Background: Although antidepressant therapy has been related to increased cardiovascular risk, depression, and its adverse effects on prognosis, is a well-recognised entity among acute coronary syndrome (ACS) patients. The aim of the study was to evaluate prevalence and outcome of antidepressant treatment in a real-world cohort of ACS patients.
Methods: We sought to assess the prevalence of established antidepressant therapy (ADT) and its impact among 2,168 all-comers patients admitted to four Swiss university hospitals for ACS and enrolled in the prospective multicentre SPUM registry (NCT01000701). The primary endpoint was all-cause mortality. The association between ADT and mortality was tested by adjusted multivariable conditional logistic regression.
Results: Out of 2,168 ACS patients, 141 patients (6.5%) were on ADT. Compared with the general ACS population, ADT patients were more likely to be unemployed (p=0.001), men (p=0.002), diabetic (p=0.010) and already treated with cardiovascular (CV) preventive therapy with statins or beta-blockers (p<0.001).
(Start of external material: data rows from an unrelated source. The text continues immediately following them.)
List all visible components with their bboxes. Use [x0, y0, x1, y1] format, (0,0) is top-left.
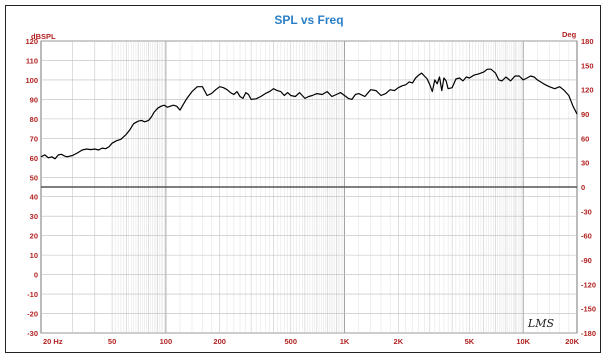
y-tick-label: 60	[30, 154, 38, 163]
right-tick-label: -30	[581, 207, 592, 216]
x-tick-label: 2K	[394, 337, 404, 346]
left-axis-unit: dBSPL	[31, 32, 56, 41]
y-tick-label: 40	[30, 193, 38, 202]
y-tick-label: -20	[27, 310, 38, 319]
x-tick-label: 1K	[340, 337, 350, 346]
x-tick-label: 20K	[565, 337, 579, 346]
x-axis-ticks: 20 Hz 50 100 200 500 1K 2K 5K 10K 20K	[43, 337, 580, 346]
right-tick-label: -60	[581, 232, 592, 241]
y-tick-label: 20	[30, 232, 38, 241]
y-tick-label: 90	[30, 95, 38, 104]
y-tick-label: 30	[30, 212, 38, 221]
x-tick-label: 500	[285, 337, 298, 346]
right-tick-label: -150	[581, 305, 596, 314]
spl-curve	[40, 68, 578, 160]
chart-title: SPL vs Freq	[274, 13, 343, 27]
right-tick-label: 150	[581, 61, 594, 70]
right-tick-label: 90	[581, 110, 589, 119]
x-tick-label: 20 Hz	[43, 337, 63, 346]
spl-frequency-chart: SPL vs Freq dBSPL Deg 120110100908070605…	[25, 13, 596, 346]
y-tick-label: 100	[25, 76, 38, 85]
x-tick-label: 10K	[516, 337, 530, 346]
chart-frame: SPL vs Freq dBSPL Deg 120 110 100 90 80 70 60 5…	[5, 5, 601, 353]
right-tick-label: 0	[581, 183, 585, 192]
x-tick-label: 50	[108, 337, 116, 346]
x-tick-label: 200	[213, 337, 226, 346]
y-tick-label: 0	[34, 271, 38, 280]
right-tick-label: 60	[581, 134, 589, 143]
y-tick-label: -30	[27, 329, 38, 338]
y-tick-label: 70	[30, 134, 38, 143]
right-tick-label: 30	[581, 159, 589, 168]
x-tick-label: 100	[160, 337, 173, 346]
y-tick-label: 10	[30, 251, 38, 260]
right-tick-label: -90	[581, 256, 592, 265]
y-tick-label: -10	[27, 290, 38, 299]
y-tick-label: 110	[26, 56, 38, 65]
y-tick-label: 80	[30, 115, 38, 124]
lms-signature: LMS	[527, 317, 555, 330]
right-tick-label: -120	[581, 280, 596, 289]
right-tick-label: 180	[581, 37, 594, 46]
x-tick-label: 5K	[465, 337, 475, 346]
right-tick-label: 120	[581, 86, 594, 95]
right-axis-unit: Deg	[562, 30, 577, 39]
right-tick-label: -180	[581, 329, 596, 338]
right-axis-ticks: 180 150 120 90 60 30 0 -30 -60 -90 -120 -150 -180	[581, 37, 596, 338]
y-tick-label: 120	[25, 37, 38, 46]
y-tick-label: 50	[30, 173, 38, 182]
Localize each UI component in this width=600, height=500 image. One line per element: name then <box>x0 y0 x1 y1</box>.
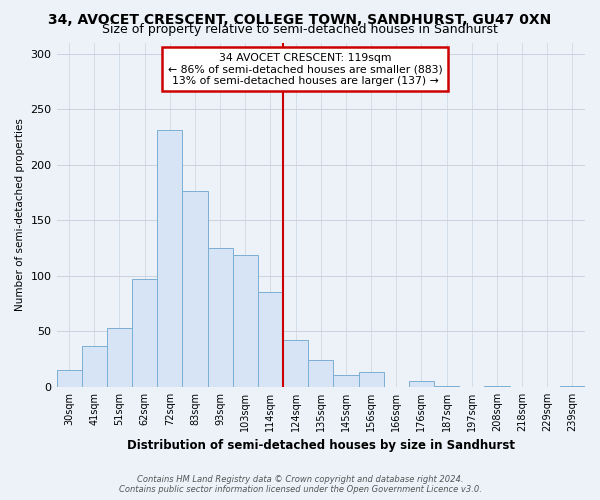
Text: 34, AVOCET CRESCENT, COLLEGE TOWN, SANDHURST, GU47 0XN: 34, AVOCET CRESCENT, COLLEGE TOWN, SANDH… <box>49 12 551 26</box>
Bar <box>208 248 233 387</box>
Bar <box>484 386 509 387</box>
Y-axis label: Number of semi-detached properties: Number of semi-detached properties <box>15 118 25 311</box>
Bar <box>157 130 182 387</box>
Bar <box>132 279 157 387</box>
Bar <box>56 370 82 387</box>
Bar <box>434 386 459 387</box>
Bar <box>233 254 258 387</box>
Bar <box>308 360 334 387</box>
Bar <box>334 374 359 387</box>
Bar <box>182 192 208 387</box>
Text: Contains HM Land Registry data © Crown copyright and database right 2024.
Contai: Contains HM Land Registry data © Crown c… <box>119 474 481 494</box>
Bar <box>82 346 107 387</box>
Bar <box>359 372 383 387</box>
X-axis label: Distribution of semi-detached houses by size in Sandhurst: Distribution of semi-detached houses by … <box>127 440 515 452</box>
Bar <box>409 382 434 387</box>
Text: 34 AVOCET CRESCENT: 119sqm
← 86% of semi-detached houses are smaller (883)
13% o: 34 AVOCET CRESCENT: 119sqm ← 86% of semi… <box>167 53 442 86</box>
Bar <box>258 292 283 387</box>
Bar <box>107 328 132 387</box>
Text: Size of property relative to semi-detached houses in Sandhurst: Size of property relative to semi-detach… <box>102 22 498 36</box>
Bar <box>560 386 585 387</box>
Bar <box>283 340 308 387</box>
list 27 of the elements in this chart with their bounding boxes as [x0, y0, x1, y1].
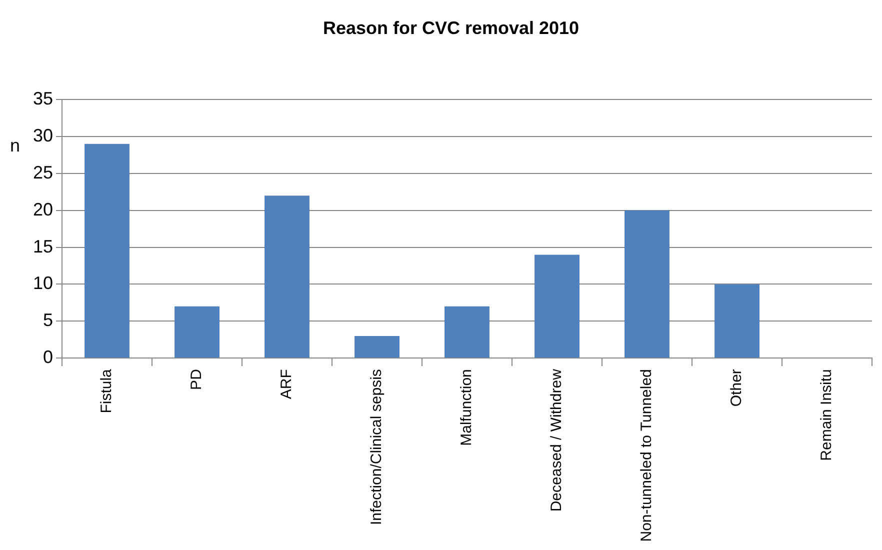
y-tick-label: 30	[32, 125, 54, 146]
y-tick-label: 0	[43, 347, 54, 368]
bar	[624, 210, 670, 358]
y-tick-label: 20	[32, 199, 54, 220]
chart-title: Reason for CVC removal 2010	[322, 18, 580, 38]
x-tick-label: PD	[188, 368, 206, 390]
x-tick-label: Other	[728, 369, 746, 407]
x-tick-label: Fistula	[98, 368, 116, 414]
y-tick-label: 10	[32, 273, 54, 294]
bar	[444, 306, 490, 358]
x-tick-label: Malfunction	[458, 369, 476, 446]
bar	[534, 254, 580, 358]
bar	[264, 196, 310, 358]
bar	[84, 144, 130, 358]
bar	[174, 306, 220, 358]
x-tick-label: Remain Insitu	[818, 369, 836, 461]
x-tick-label: Infection/Clinical sepsis	[368, 369, 386, 526]
y-tick-label: 15	[32, 236, 54, 256]
y-tick-label: 5	[43, 310, 54, 330]
y-tick-label: 35	[32, 88, 54, 109]
x-tick-label: Deceased / Withdrew	[548, 368, 566, 512]
x-tick-label: Non-tunneled to Tunneled	[638, 369, 656, 542]
y-tick-label: 25	[32, 162, 54, 182]
bar	[714, 284, 760, 358]
bar	[354, 336, 400, 358]
y-axis-title: n	[10, 135, 20, 156]
x-tick-label: ARF	[278, 369, 296, 400]
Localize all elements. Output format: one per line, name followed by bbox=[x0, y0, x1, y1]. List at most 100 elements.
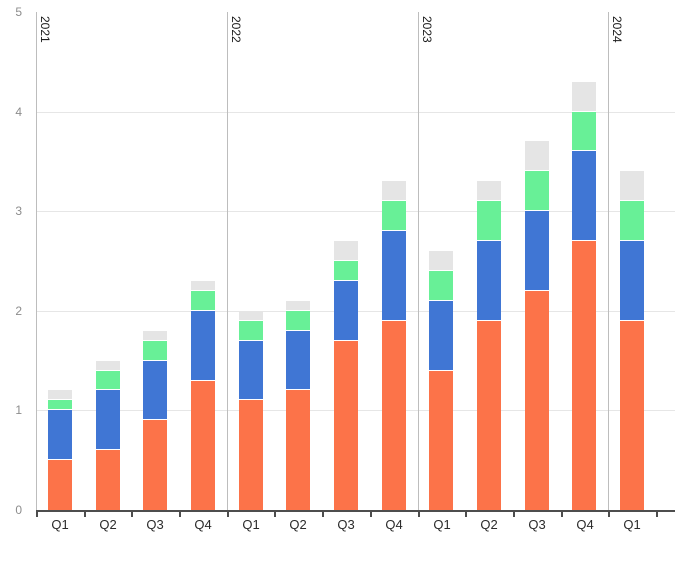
bar-2021-Q2-2[interactable] bbox=[96, 0, 120, 510]
bar-segment-blue[interactable] bbox=[477, 241, 501, 320]
x-tick-label: Q3 bbox=[337, 517, 355, 532]
bar-segment-orange[interactable] bbox=[572, 241, 596, 510]
x-axis-tick bbox=[179, 510, 181, 517]
x-axis-tick bbox=[561, 510, 563, 517]
bar-2023-Q1-1[interactable] bbox=[429, 0, 453, 510]
bar-segment-orange[interactable] bbox=[239, 400, 263, 510]
bar-2023-Q4-4[interactable] bbox=[572, 0, 596, 510]
bar-segment-orange[interactable] bbox=[334, 341, 358, 510]
x-tick-label: Q2 bbox=[480, 517, 498, 532]
bar-2021-Q3-3[interactable] bbox=[143, 0, 167, 510]
bar-2022-Q2-2[interactable] bbox=[286, 0, 310, 510]
year-separator bbox=[418, 12, 419, 510]
bar-segment-green[interactable] bbox=[382, 201, 406, 230]
bar-segment-orange[interactable] bbox=[48, 460, 72, 510]
bar-segment-gray[interactable] bbox=[143, 331, 167, 340]
x-axis-tick bbox=[465, 510, 467, 517]
x-axis-tick bbox=[322, 510, 324, 517]
bar-2022-Q1-1[interactable] bbox=[239, 0, 263, 510]
x-axis-tick bbox=[608, 510, 610, 517]
x-tick-label: Q1 bbox=[433, 517, 451, 532]
bar-segment-gray[interactable] bbox=[525, 141, 549, 170]
bar-segment-blue[interactable] bbox=[620, 241, 644, 320]
bar-segment-blue[interactable] bbox=[96, 390, 120, 449]
bar-segment-gray[interactable] bbox=[96, 361, 120, 370]
bar-2021-Q1-1[interactable] bbox=[48, 0, 72, 510]
bar-segment-gray[interactable] bbox=[477, 181, 501, 200]
bar-segment-blue[interactable] bbox=[525, 211, 549, 290]
year-label: 2024 bbox=[610, 16, 624, 43]
bar-segment-green[interactable] bbox=[334, 261, 358, 280]
bar-segment-blue[interactable] bbox=[286, 331, 310, 389]
y-tick-label: 0 bbox=[15, 503, 22, 517]
bar-segment-gray[interactable] bbox=[286, 301, 310, 310]
bar-segment-orange[interactable] bbox=[477, 321, 501, 510]
x-tick-label: Q1 bbox=[51, 517, 69, 532]
bar-segment-orange[interactable] bbox=[620, 321, 644, 510]
x-tick-label: Q3 bbox=[146, 517, 164, 532]
x-axis-tick bbox=[656, 510, 658, 517]
bar-segment-gray[interactable] bbox=[382, 181, 406, 200]
bar-segment-blue[interactable] bbox=[239, 341, 263, 399]
bar-segment-orange[interactable] bbox=[382, 321, 406, 510]
x-tick-label: Q2 bbox=[99, 517, 117, 532]
gridline bbox=[36, 112, 675, 113]
x-tick-label: Q1 bbox=[623, 517, 641, 532]
bar-segment-gray[interactable] bbox=[620, 171, 644, 200]
x-axis-tick bbox=[370, 510, 372, 517]
bar-segment-green[interactable] bbox=[286, 311, 310, 330]
bar-segment-blue[interactable] bbox=[191, 311, 215, 380]
bar-2024-Q1-1[interactable] bbox=[620, 0, 644, 510]
bar-segment-orange[interactable] bbox=[96, 450, 120, 510]
bar-segment-green[interactable] bbox=[96, 371, 120, 389]
bar-segment-green[interactable] bbox=[191, 291, 215, 310]
bar-segment-gray[interactable] bbox=[429, 251, 453, 270]
year-separator bbox=[36, 12, 37, 510]
x-axis-tick bbox=[131, 510, 133, 517]
x-axis-tick bbox=[36, 510, 38, 517]
bar-2022-Q3-3[interactable] bbox=[334, 0, 358, 510]
bar-segment-gray[interactable] bbox=[48, 390, 72, 399]
bar-segment-blue[interactable] bbox=[143, 361, 167, 419]
bar-segment-green[interactable] bbox=[572, 112, 596, 150]
bar-segment-orange[interactable] bbox=[429, 371, 453, 510]
x-axis-tick bbox=[84, 510, 86, 517]
x-tick-label: Q1 bbox=[242, 517, 260, 532]
bar-2023-Q2-2[interactable] bbox=[477, 0, 501, 510]
bar-2023-Q3-3[interactable] bbox=[525, 0, 549, 510]
bar-segment-orange[interactable] bbox=[143, 420, 167, 510]
bar-segment-blue[interactable] bbox=[572, 151, 596, 240]
bar-segment-gray[interactable] bbox=[239, 311, 263, 320]
bar-segment-orange[interactable] bbox=[525, 291, 549, 510]
x-tick-label: Q4 bbox=[194, 517, 212, 532]
bar-segment-blue[interactable] bbox=[429, 301, 453, 370]
year-label: 2022 bbox=[229, 16, 243, 43]
year-separator bbox=[227, 12, 228, 510]
bar-segment-green[interactable] bbox=[143, 341, 167, 360]
bar-segment-green[interactable] bbox=[429, 271, 453, 300]
x-tick-label: Q4 bbox=[576, 517, 594, 532]
y-tick-label: 3 bbox=[15, 204, 22, 218]
bar-segment-orange[interactable] bbox=[286, 390, 310, 510]
bar-segment-gray[interactable] bbox=[191, 281, 215, 290]
y-tick-label: 5 bbox=[15, 5, 22, 19]
bar-segment-blue[interactable] bbox=[48, 410, 72, 459]
y-tick-label: 4 bbox=[15, 105, 22, 119]
bar-segment-green[interactable] bbox=[620, 201, 644, 240]
bar-segment-green[interactable] bbox=[48, 400, 72, 409]
bar-segment-blue[interactable] bbox=[334, 281, 358, 340]
bar-2022-Q4-4[interactable] bbox=[382, 0, 406, 510]
x-axis-tick bbox=[227, 510, 229, 517]
bar-segment-green[interactable] bbox=[239, 321, 263, 340]
bar-segment-blue[interactable] bbox=[382, 231, 406, 320]
x-axis-tick bbox=[418, 510, 420, 517]
x-tick-label: Q2 bbox=[289, 517, 307, 532]
bar-segment-orange[interactable] bbox=[191, 381, 215, 510]
x-tick-label: Q3 bbox=[528, 517, 546, 532]
bar-segment-gray[interactable] bbox=[572, 82, 596, 111]
y-tick-label: 1 bbox=[15, 403, 22, 417]
bar-segment-gray[interactable] bbox=[334, 241, 358, 260]
bar-2021-Q4-4[interactable] bbox=[191, 0, 215, 510]
bar-segment-green[interactable] bbox=[525, 171, 549, 210]
bar-segment-green[interactable] bbox=[477, 201, 501, 240]
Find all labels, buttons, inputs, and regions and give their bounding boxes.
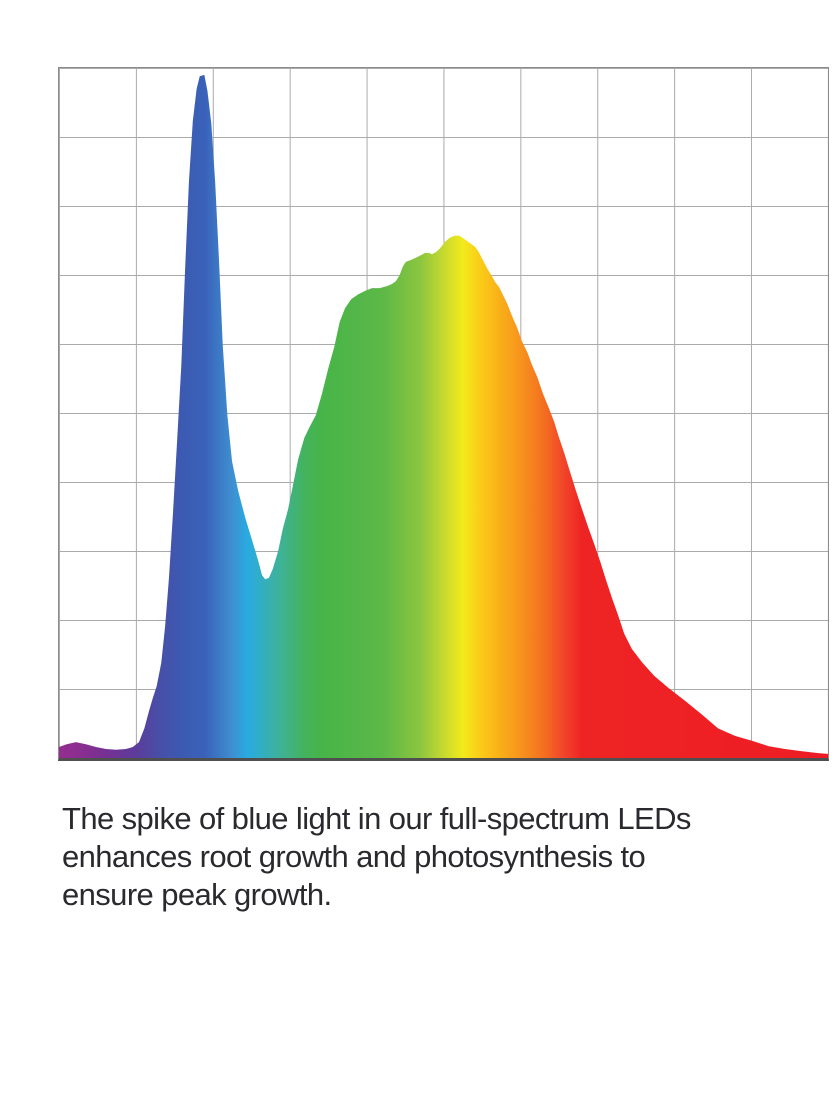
caption: The spike of blue light in our full-spec… <box>62 800 822 914</box>
spectrum-chart <box>58 67 829 761</box>
spectrum-svg <box>59 74 828 758</box>
caption-line-1: The spike of blue light in our full-spec… <box>62 801 691 836</box>
caption-line-3: ensure peak growth. <box>62 877 332 912</box>
caption-line-2: enhances root growth and photosynthesis … <box>62 839 646 874</box>
spectrum-area-path <box>59 74 828 758</box>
Patients with ADT had a twofold risk of all-cause mortality (OR 2.2, 95% CI [1.20–4.00[, p=0.009) with a threefold risk of non-CV death (OR 3.24, 95% CI [1.10–9.70], p=0.026) and a 77% not significant higher risk of CV death (OR 1.77, 95% CI [0.83–3.80], p=0.130). This enhanced risk persisted after adjustment for confounding significant baseline characteristics, with a 47% (adjusted HR 1.47, 95% CI [1.05–1.70], p=0.032, Figure 1).
Conclusion: Among a real-world cohort of ACS patients, ADT is associated with a significantly increased rate of all-cause mortality and non-CV death. These observations should lead clinicians to further individualise ADT, employing newer and safer ADT, generally associated with a lower CV risk.